Kevin Brown (born October 9, 1996) is an American professional football running back. He most recently played for the Hamilton Tiger-Cats of the Canadian Football League (CFL).

==College career==
Brown first played college football for the Highland Community College Scotties in 2017 and 2018. He then transferred to the University of the Incarnate Word in 2019 and played for the Cardinals football team from 2019 to 2021.

==Professional career==
===Edmonton Elks===
Brown signed with the Edmonton Elks on September 1, 2022. In 2022, he was named the Most Outstanding Rookie for the Elks. In Week 15 of the 2023 season, Brown was named to the CFL Honour Roll after rushing for 175 yards against Saskatchewan. He played in all 18 regular season games in 2023 where he had 186 carries for 1,141 yards and four touchdowns and 28 receptions for 222 yards and one touchdown.

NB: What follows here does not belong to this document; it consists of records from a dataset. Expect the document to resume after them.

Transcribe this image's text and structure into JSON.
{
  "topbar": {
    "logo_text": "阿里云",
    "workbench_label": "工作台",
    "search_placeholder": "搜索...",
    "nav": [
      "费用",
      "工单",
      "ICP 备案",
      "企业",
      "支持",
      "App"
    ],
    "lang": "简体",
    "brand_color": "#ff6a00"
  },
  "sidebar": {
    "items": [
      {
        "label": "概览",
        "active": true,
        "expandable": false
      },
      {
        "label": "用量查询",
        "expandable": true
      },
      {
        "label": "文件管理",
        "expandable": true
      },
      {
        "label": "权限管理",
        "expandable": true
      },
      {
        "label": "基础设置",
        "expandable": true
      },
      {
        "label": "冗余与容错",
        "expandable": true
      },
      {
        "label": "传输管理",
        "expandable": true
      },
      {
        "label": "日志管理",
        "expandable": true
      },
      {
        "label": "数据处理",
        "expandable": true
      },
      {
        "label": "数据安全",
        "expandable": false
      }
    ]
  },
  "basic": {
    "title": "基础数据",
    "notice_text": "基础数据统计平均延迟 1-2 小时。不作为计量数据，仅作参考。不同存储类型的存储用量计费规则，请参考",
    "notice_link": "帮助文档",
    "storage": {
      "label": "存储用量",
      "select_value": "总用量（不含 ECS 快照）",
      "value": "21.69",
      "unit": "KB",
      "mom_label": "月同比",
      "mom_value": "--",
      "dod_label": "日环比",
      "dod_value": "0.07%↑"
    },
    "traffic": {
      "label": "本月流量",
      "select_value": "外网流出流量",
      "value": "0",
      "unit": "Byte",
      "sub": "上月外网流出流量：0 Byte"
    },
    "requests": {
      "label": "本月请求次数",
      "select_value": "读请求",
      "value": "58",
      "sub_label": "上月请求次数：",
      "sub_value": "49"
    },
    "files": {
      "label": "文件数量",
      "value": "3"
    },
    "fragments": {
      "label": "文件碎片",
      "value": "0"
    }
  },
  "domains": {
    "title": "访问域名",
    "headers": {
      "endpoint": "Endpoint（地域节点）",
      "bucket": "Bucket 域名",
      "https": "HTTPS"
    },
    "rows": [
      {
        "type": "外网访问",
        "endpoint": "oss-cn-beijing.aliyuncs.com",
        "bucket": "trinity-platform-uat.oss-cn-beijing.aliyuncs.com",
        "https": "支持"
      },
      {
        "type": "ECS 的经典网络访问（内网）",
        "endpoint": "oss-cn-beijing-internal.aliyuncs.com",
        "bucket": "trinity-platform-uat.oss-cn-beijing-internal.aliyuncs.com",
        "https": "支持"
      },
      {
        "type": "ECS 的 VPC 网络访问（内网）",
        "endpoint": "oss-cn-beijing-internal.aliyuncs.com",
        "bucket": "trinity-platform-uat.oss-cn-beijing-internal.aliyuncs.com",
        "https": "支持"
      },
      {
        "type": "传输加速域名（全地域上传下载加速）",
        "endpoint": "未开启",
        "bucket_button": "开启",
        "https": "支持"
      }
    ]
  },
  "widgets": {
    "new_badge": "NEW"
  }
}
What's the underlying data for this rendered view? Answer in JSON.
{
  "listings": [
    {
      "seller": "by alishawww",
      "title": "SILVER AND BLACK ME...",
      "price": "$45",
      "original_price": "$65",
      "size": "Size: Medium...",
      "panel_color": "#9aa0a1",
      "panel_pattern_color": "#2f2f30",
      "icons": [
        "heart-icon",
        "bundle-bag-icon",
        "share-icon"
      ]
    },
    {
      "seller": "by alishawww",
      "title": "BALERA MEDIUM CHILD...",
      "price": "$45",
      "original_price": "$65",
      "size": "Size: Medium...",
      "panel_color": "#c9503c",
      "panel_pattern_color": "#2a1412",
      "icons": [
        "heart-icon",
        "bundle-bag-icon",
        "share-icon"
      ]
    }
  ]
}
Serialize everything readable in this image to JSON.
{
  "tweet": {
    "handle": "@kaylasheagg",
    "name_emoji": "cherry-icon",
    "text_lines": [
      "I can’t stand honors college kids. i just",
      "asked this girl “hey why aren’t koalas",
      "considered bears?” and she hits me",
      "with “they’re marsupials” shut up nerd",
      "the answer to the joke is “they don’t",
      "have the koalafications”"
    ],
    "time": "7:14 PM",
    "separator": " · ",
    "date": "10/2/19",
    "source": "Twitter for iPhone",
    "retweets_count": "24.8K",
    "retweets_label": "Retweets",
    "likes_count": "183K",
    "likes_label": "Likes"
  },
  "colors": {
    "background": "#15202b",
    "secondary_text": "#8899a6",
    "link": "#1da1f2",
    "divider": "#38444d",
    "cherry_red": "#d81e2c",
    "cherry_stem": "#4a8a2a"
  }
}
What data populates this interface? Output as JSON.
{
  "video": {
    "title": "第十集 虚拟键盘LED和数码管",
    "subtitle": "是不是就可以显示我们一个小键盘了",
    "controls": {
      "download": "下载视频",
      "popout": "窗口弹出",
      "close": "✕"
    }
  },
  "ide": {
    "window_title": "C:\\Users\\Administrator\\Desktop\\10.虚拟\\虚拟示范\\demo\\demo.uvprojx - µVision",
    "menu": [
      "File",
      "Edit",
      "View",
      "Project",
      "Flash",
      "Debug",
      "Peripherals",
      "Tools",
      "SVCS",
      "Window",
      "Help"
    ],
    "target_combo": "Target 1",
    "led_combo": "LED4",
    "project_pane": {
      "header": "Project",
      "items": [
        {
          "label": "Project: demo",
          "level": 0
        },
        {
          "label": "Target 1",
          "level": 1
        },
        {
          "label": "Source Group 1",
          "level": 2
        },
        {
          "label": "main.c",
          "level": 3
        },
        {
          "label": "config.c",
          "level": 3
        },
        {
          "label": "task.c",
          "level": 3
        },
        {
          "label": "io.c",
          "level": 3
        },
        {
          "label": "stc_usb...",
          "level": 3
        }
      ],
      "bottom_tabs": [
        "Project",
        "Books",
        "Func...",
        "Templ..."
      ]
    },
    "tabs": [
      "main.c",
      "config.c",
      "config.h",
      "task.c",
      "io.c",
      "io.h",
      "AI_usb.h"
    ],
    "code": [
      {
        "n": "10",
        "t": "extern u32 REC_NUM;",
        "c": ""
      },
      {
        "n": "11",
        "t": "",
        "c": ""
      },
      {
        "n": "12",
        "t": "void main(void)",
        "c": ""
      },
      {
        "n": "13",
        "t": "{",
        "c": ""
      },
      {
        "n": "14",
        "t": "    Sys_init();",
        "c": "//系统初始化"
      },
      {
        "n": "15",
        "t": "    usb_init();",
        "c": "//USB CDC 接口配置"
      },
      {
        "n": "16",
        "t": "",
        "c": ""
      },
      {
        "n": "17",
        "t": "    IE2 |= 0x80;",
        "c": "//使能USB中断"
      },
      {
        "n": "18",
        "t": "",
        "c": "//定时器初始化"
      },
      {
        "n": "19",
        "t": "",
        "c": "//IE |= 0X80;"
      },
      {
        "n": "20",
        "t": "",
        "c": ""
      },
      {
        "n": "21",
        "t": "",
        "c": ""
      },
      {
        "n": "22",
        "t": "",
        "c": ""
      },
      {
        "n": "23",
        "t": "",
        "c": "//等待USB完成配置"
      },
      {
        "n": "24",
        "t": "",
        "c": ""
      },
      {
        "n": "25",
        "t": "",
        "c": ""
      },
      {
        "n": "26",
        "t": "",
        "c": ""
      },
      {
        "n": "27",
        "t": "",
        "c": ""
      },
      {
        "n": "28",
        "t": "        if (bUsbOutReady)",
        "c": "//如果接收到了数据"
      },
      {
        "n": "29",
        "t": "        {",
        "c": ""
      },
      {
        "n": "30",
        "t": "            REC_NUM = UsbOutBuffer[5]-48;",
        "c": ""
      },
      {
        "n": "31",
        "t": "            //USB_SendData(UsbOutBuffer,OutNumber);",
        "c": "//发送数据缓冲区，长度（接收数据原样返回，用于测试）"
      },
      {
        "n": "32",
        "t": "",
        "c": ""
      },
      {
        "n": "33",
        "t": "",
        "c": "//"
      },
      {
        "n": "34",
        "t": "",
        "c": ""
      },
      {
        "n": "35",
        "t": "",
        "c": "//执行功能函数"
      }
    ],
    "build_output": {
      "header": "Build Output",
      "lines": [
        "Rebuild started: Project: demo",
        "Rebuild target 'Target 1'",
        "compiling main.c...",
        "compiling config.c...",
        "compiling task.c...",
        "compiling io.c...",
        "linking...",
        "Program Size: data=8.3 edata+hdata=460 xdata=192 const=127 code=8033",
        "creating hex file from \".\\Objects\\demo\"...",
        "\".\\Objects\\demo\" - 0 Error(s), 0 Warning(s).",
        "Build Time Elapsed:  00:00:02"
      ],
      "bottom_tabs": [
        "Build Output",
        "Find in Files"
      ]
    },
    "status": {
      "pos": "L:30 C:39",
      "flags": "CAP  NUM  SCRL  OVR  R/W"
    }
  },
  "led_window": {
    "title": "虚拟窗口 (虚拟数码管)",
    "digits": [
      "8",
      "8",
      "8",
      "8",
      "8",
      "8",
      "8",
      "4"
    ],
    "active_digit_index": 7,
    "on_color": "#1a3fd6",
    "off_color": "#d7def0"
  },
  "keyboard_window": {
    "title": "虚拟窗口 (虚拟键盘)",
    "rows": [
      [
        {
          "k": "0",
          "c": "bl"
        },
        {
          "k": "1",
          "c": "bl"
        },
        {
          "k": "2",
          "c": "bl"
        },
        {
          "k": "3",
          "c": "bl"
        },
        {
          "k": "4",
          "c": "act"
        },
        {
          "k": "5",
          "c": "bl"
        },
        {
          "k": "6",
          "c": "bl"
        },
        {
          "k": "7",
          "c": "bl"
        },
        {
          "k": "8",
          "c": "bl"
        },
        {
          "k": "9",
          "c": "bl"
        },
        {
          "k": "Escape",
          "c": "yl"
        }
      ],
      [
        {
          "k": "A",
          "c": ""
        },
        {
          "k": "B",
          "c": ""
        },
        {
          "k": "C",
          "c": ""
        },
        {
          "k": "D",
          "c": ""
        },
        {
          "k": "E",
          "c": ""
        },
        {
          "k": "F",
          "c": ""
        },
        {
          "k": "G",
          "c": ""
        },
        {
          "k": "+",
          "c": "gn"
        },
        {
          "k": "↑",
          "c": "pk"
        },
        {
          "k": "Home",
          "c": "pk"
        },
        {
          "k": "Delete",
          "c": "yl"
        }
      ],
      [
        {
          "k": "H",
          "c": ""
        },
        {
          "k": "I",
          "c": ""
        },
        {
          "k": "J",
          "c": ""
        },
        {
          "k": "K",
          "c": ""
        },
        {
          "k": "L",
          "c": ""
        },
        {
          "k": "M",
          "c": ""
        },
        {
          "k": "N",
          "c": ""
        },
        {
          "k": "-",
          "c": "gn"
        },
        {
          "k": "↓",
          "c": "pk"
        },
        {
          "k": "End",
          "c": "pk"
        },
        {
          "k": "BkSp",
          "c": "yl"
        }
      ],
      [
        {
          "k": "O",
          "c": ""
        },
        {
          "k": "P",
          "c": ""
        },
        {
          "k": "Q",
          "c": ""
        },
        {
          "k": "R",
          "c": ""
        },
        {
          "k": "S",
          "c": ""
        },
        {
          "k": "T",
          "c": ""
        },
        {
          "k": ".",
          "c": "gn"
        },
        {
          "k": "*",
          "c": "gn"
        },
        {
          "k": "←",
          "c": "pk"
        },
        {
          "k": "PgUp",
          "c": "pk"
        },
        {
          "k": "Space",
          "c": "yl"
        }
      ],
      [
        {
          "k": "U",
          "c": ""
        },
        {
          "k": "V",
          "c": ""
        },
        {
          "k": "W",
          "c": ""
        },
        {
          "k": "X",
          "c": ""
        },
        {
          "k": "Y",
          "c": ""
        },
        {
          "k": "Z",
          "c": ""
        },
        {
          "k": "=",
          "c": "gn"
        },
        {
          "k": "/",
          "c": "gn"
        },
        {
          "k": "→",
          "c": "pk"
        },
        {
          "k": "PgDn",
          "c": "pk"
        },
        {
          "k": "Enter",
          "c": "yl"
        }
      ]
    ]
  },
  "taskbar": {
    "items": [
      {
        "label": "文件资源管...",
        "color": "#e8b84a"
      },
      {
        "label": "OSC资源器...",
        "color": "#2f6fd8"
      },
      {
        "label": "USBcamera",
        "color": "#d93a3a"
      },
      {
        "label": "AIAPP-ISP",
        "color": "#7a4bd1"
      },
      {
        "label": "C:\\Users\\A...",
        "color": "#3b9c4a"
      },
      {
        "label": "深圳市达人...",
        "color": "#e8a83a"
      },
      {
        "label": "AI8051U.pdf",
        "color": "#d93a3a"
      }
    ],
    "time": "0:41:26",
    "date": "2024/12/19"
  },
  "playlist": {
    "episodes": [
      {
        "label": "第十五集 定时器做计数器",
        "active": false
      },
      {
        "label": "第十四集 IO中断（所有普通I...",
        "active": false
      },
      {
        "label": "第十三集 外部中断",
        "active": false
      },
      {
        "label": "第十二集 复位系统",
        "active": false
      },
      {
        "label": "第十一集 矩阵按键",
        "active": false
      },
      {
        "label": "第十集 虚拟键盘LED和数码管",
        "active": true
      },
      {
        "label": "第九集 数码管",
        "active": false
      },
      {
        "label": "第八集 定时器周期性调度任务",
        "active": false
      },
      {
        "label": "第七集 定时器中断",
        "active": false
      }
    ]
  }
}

In 2024, Brown played in 12 games where he had 101 carries for 522 yards and 22 receptions for 138 yards. He eventually lost his starter role to Justin Rankin and Brown was moved to the practice roster in October. He finished the season on the practice roster and his contract expired on October 26, 2024.

===Toronto Argonauts===
On December 13, 2024, it was announced that Brown had signed with the Toronto Argonauts. However, he was part of the final cuts on June 1, 2025. He was re-signed by the Argonauts on June 17, 2025. Brown played in three regular season games where he had 18 carries for 37 yards and one touchdown.

===Hamilton Tiger-Cats===
On August 5, 2025, it was announced that Brown had signed with the Hamilton Tiger-Cats. He played in one game in August where he had two carries for 13 yards and then spent the rest of the season on the practice roster. His contract expired on November 9, 2025.